Racial composition as of the 2020 census
| Race | Number | Percent |
|---|---|---|
| White | 244 | 39.6% |
| Black or African American | 35 | 5.7% |
| American Indian and Alaska Native | 253 | 41.1% |
| Asian | 1 | 0.2% |
| Native Hawaiian and Other Pacific Islander | 0 | 0.0% |
| Some other race | 8 | 1.3% |
| Two or more races | 75 | 12.2% |
| Hispanic or Latino (of any race) | 36 | 5.8% |

===2000 census===
As of the census of 2000, there were 848 people, 302 households, and 233 families residing in the town. The population density was 1,017.6 PD/sqmi. There were 326 housing units at an average density of 391.2 /sqmi. The racial makeup of the town was 46.93% White, 7.31% African American, 38.44% Native American, 0.24% from other races, and 7.08% from two or more races. Hispanic or Latino of any race were 2.24% of the population.

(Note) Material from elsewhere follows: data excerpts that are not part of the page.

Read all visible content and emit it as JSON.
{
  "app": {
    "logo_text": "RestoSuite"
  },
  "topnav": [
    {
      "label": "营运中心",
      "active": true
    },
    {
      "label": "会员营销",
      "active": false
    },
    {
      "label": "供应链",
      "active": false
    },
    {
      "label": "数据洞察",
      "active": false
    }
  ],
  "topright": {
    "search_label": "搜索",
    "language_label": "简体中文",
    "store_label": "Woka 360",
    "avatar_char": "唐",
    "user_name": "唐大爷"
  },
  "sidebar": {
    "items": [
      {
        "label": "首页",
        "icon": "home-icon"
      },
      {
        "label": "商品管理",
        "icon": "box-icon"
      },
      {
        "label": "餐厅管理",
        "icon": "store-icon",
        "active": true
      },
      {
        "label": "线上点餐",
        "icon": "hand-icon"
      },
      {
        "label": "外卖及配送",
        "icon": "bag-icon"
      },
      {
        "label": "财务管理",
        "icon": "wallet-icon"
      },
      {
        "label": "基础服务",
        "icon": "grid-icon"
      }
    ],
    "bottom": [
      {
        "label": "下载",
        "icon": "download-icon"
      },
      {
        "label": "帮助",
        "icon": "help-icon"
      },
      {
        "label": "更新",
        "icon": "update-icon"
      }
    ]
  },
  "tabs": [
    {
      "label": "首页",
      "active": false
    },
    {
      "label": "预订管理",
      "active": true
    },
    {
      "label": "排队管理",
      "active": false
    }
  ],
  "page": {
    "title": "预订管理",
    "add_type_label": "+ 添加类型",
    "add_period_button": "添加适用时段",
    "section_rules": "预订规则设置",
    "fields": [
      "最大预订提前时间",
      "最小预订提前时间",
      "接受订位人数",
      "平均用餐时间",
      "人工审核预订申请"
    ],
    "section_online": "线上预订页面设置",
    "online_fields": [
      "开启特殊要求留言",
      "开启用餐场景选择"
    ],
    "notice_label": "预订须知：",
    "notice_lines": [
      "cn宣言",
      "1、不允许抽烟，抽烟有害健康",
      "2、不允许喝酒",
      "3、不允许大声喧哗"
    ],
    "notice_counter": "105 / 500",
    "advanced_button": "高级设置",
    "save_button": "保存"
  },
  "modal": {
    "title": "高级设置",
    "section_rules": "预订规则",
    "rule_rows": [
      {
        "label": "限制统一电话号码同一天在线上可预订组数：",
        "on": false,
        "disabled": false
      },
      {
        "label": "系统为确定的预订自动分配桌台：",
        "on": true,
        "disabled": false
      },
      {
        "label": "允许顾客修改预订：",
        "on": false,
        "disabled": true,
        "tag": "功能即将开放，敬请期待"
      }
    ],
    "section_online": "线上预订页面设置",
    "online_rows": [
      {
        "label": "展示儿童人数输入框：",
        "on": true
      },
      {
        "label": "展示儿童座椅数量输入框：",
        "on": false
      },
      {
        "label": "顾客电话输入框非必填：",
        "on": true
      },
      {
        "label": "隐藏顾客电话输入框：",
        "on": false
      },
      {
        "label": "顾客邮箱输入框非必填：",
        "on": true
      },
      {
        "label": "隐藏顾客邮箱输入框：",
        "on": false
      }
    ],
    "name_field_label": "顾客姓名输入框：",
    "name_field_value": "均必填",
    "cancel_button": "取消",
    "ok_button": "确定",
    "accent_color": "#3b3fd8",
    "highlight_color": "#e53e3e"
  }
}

There were 302 households, out of which 39.4% had children under the age of 18 living with them, 51.3% were married couples living together, 18.5% had a female householder with no husband present, and 22.8% were non-families. 21.9% of all households were made up of individuals, and 9.6% had someone living alone who was 65 years of age or older. The average household size was 2.81 and the average family size was 3.28.

In the town, the population was spread out, with 32.2% under the age of 18, 6.8% from 18 to 24, 27.4% from 25 to 44, 22.1% from 45 to 64, and 11.6% who were 65 years of age or older. The median age was 33 years. For every 100 females, there were 91.9 males. For every 100 females age 18 and over, there were 87.9 males.

The median income for a household in the town was $29,196, and the median income for a family was $31,917. Males had a median income of $30,694 versus $13,667 for females. The per capita income for the town was $13,032. About 18.2% of families and 19.6% of the population were below the poverty line, including 24.7% of those under age 18 and 22.6% of those age 65 or over.

==Education==
It is in the Wright City Public Schools school district.